Emma looks at Holly, who shrugs, noncommittal. Those two vertical frown-lines between her eyebrows have deepened, and her lips are drawn tight. It’s obvious she’s going to leave all the decision making to Emma from this point on – all the better for apportioning blame later – and anger flares hot and sudden in her guts. Fine, what-the-fuck-ever. “That’d be great, Mrs Jacoby,” she says, forcing a smile. “I mean, if it’s not putting you to too much trouble.”
“Not at all. I always keep the spare room made up.” The woman’s gaze flicks between them as she runs a hand through her short, silvery-grey hair. “It’s a double bed; I hope you girls won’t mind sharing?”
Emma, this time refusing Holly even the briefest of glances, barely skips a beat. “I’m sure we’ll manage.”

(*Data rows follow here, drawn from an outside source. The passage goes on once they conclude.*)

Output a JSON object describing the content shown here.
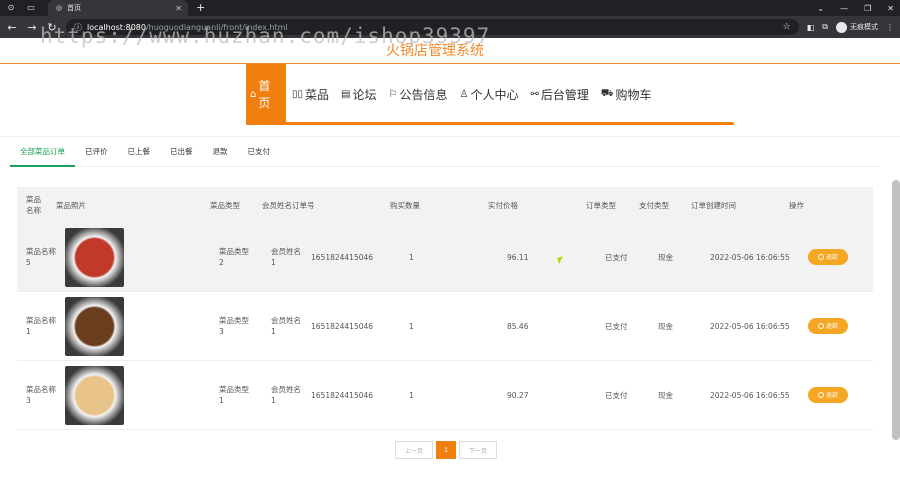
{
  "browser": {
    "tab_title": "首页",
    "url_host": "localhost:8080",
    "url_path": "/huoguodianguanli/front/index.html",
    "incognito_label": "无痕模式"
  },
  "watermark": "https://www.huzhan.com/ishop39397",
  "site": {
    "title": "火锅店管理系统"
  },
  "nav": [
    {
      "icon": "home-icon",
      "label": "首页"
    },
    {
      "icon": "grid-icon",
      "label": "菜品"
    },
    {
      "icon": "forum-icon",
      "label": "论坛"
    },
    {
      "icon": "flag-icon",
      "label": "公告信息"
    },
    {
      "icon": "user-icon",
      "label": "个人中心"
    },
    {
      "icon": "link-icon",
      "label": "后台管理"
    },
    {
      "icon": "cart-icon",
      "label": "购物车"
    }
  ],
  "order_tabs": [
    "全部菜品订单",
    "已评价",
    "已上餐",
    "已出餐",
    "退款",
    "已支付"
  ],
  "table": {
    "headers": [
      "菜品名称",
      "菜品照片",
      "菜品类型",
      "会员姓名",
      "订单号",
      "购买数量",
      "实付价格",
      "订单类型",
      "支付类型",
      "订单创建时间",
      "操作"
    ],
    "rows": [
      {
        "name": "菜品名称5",
        "type": "菜品类型2",
        "member": "会员姓名1",
        "order_no": "1651824415046",
        "qty": "1",
        "price": "96.11",
        "order_type": "已支付",
        "pay_type": "现金",
        "created": "2022-05-06 16:06:55",
        "action": "退款",
        "img_color": "#c0392b"
      },
      {
        "name": "菜品名称1",
        "type": "菜品类型3",
        "member": "会员姓名1",
        "order_no": "1651824415046",
        "qty": "1",
        "price": "85.46",
        "order_type": "已支付",
        "pay_type": "现金",
        "created": "2022-05-06 16:06:55",
        "action": "退款",
        "img_color": "#6b3e1f"
      },
      {
        "name": "菜品名称3",
        "type": "菜品类型1",
        "member": "会员姓名1",
        "order_no": "1651824415046",
        "qty": "1",
        "price": "90.27",
        "order_type": "已支付",
        "pay_type": "现金",
        "created": "2022-05-06 16:06:55",
        "action": "退款",
        "img_color": "#e8c48a"
      }
    ]
  },
  "pager": {
    "prev": "上一页",
    "current": "1",
    "next": "下一页"
  },
  "colors": {
    "accent": "#f07f0f",
    "tab_active": "#18a058",
    "refund": "#f5a623"
  }
}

Mrs Jacoby smiles – that queer, slim twist of the lips – and Emma wonders if perhaps she isn’t in on the joke after all.
Rubbing her shower-damp hair with one of Mrs Jacoby’s fluffy green towels, Emma closes the bedroom door quietly behind her. “All yours,” she says, and then, “Jesus, Hol, you still mucking about with that thing?”
The doll house is huge. A massive Victorian, its base covering almost the entire surface of the table upon which it has been set up, easily a metre square and maybe more, and inside there are three separate storeys, plus some extra little rooms in the attic. Holly is poking about inside these now, standing on tip-toes to lift out and examine pieces of scale replica furniture from the very back corners.